Shari Jones was suiting up for the Maryland Terrapins and the Montgomery field hockey team, her former high school squad, was off to a rocky start.
The Cougars were 0-2-1 and struggling to find an identity without Jones – their star performer from last year’s school-record 15-win season – who now plays for one of America’s premier Division I field hockey programs.
So, head coach Tiffany Trockenbrod addressed her team – and they’ve certainly responded.
“I told them, at one point, that the biggest challenge would be learning how to come together without Shari, who we had last year and went on to play at the University of Maryland,” Trockenbrod said. “I think they really took that to heart and I feel like we’re playing more as a team.”
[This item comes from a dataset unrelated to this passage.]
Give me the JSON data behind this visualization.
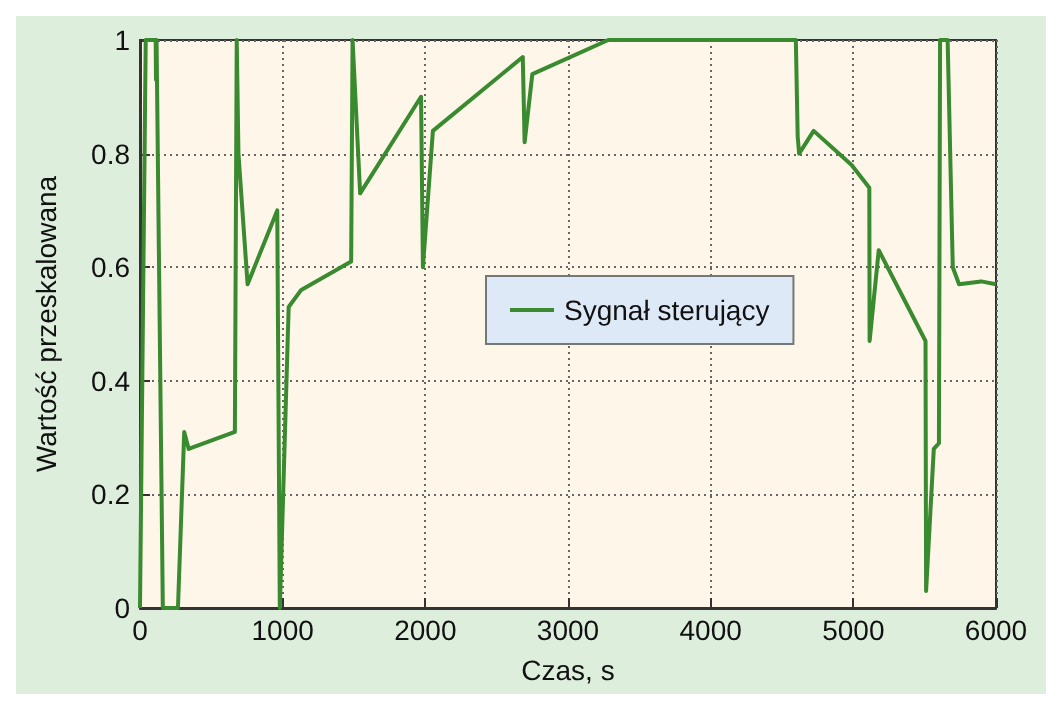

That team reeled of six straight wins, all by shutout, before falling last Thursday in a 1-0 nail-biter to top-notch Warren Hills (8-1). During Montgomery’s six-game winning spree, the Cougars (6-3-1) outscored their competition an astounding 21-0.
If anyone has stepped up and filled the shoes of Jones, it’s been senior Erica Hrudowsky. Last season, Hrudowsky led Montgomery in scoring, but her game worked off Jones’. This year, Hrudowsky has become more assertive and well-rounded – sacrifices made to help Montgomery crawl out of its funk and realize its new game plan.
“Last year, I really relied on Shari hitting the ball up to me and then I did whatever I had to do,” Hrudowsky said. “This year, I’ve had to play more defense than offense and I’ve had to come back a lot. And I’ve had to take more possession of the ball, which I wasn’t really used to last year.”
Hrudowsky leads the Cougars in goals (8) and assists (5), while senior Natalie Colonna has been a key cog in the turnaround with five scores on the season, and goalie Kiran Sunduram has been nearly lights out.
Adjusting to life without Jones took time, but Montgomery seems to have found itself.
“She (Jones) was a really, really big part of our team and she controlled the pace of our game,” Hrudowsky said. “It’s not the same without her, but I think everyone did a good job of taking on a new role.”
And Trockenbrod sees the difference. “In our first two losses, the kids didn’t play together – I don’t know if they knew how to at that point,” she said. “Now, I feel like we’ve started coming together.”